Production readiness

While you may have a smoothly running configuration in your test environment, it might still be useful to check the configuration for production.

This is a short checklist with a few remarks about production ready configuration using the helm-idp-advanced helm chart.

Use the latest chart version!

We continuosly improve the helm-idp-advanced chart. Please ensure you are running the most recent version before moving to product.

In all apps-repositories you will find the action update-idp-chart-version. This chart will check if there are references to an idp-maintained helm chart and make pull requests for each unupdated chart in each namespace. It is safe to run this action as all changes are created as pull requests.

Set requests and limits

You should always provide a resources block in the values file. This also include development and test namespaces as this allows you to get an idea of reasonable values and ensures cost-efficient use of resources.

A resources block defines the minimum cpu and memory allocated to each running pod. It is also possible - and advisible - to define a limit for resource consumption in the resources block.

An example:

resources:
  requests:
    cpu: "500m"
    memory: "256Mi"
  limits:
    cpu: "1000m"
    memory: "1024Mi"

CPU

This example instructs Kubernetes to allocate each pod 500 millicores - 0.5 cpu core - and 256 megabyte of memory.

The pod can use up to 1000m - 1 cpu core - if available at the host. Kubernetes will throttle cpu usage and prevent additional usage beyond 1000m. You can say that all pods are guaranteed to have .resources.requests.cpu cpu available. If additional cpu is available at the host, all pods on the cpu will compete for this unallocatGed cpu resources until they reach limit.

Memory

Again the pod is guaranteed to be allocated the amount of memory from the requests block. (256 mb in the example.)

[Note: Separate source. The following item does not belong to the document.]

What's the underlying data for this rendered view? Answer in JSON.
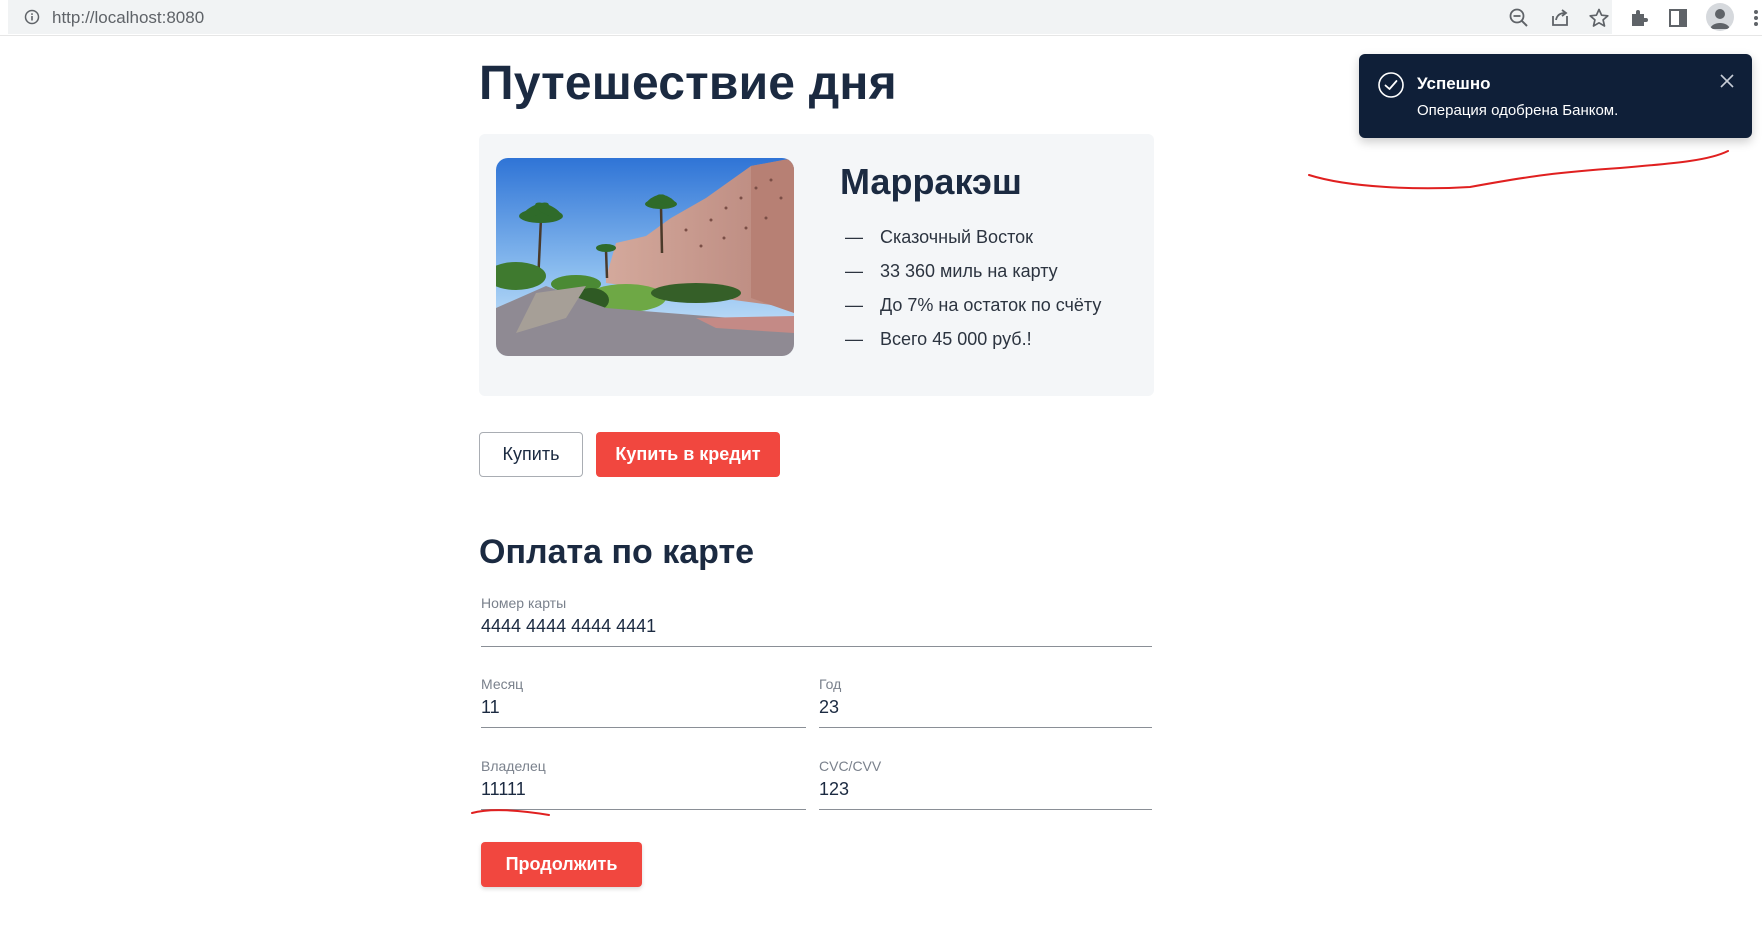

The pod will be allow to use additional memory available ram until it reaches the memory from the limits block.

If a pod reaches limit it will be terminated by kubernetes, and and OutOfMemory (OOM) error will be recorded.

That is: Memory limits are enforced by killing the pod. CPU limits are enforced by throttling.

If the difference between requests and limits are very large, there may arise situations where many pods on the same host tries to reserve memory outside their individual allocations. In this case the host may run out of memory.

The limits should be adjusted to a realistic minium and limits should be used to accomodate very short spikes.

Use vpa (desribed below) to make measurements.

Specifying carefully crafted values for requests and limits ensures a cost-effective use of the resources while also ensuring performance.

Redundancy and scaling

Never go to production without specifying redundancy for your pods. You can use either replicaCount for a fixed size deployment, autoscaling to scale on various targets or KEDA scaling to scale on Kubernetes events. .replicaCount, .autoScaling and KEDA scaling are mutually exclusive.

While static sizes are simpler, they don’t provide any adaptation to change in load or other fluctuations in resource requirements. KEDA requires in depth knowledge of Kubernetes and very configurable.

Static sizes or autoscaling will likely fit most users.

Static sizes with replicaCount

Use .replicaCount to set a fixed number of pods to be running. The value should be two or greater, if the deployment is a website or API where uptime is important.

Using autoscaling

Use .autoscaling to make the deployment try to adjust the number of pods to some target value.

[!NOTE] Autoscaling works in conjunction with and relative to .resources.

An autoscaling example:

autoscaling:
  enabled: true
  minReplicas: 2
  maxReplicas: 8
  targetCPUUtilizationPercentage: 40

This example instructs the pod scaling to add additional pods, when the average cpu utilization compared to the reserved cpu amount exceeds 40%. This target may be too low depending of the traffix pattern.

If a deployment tends to fan out often, it might be preferable to increase both the target and the reserved cpu.

For websites a lower cpu target is often desirable, as the cpu consumption is very uneven, but all scaling needs to be adjusted to the specific workload.

KEDA - scaling by system events

As an alternative to autoscaling, it is possible to use (KEDA Autoscaling)[./keda-autoscaling], which reacts to certain Kubernetes events.

VPA

It is possible to have Kubernetes record memory and cpu consumption for the running pods.

This helps adjusting resources to appropriate levels.

Specify the block

vpa:
  enabled: true

While a pod has been running for some time, it is possible to use the Grafana dashboard “Kubernetes / Autoscaling / Vertical Pod Autoscaler” with filtering on namespace and “VPA Pod Autoscaler”, to see some recommandations.

The values shouldn’t necessarily be entered directly into the resources block. It might be a good idea to round up the upper bound.

Remember that VPA can also be enabled in test and development. This can give some sensible values for a base configuration, that can later be adjusted to fit production better.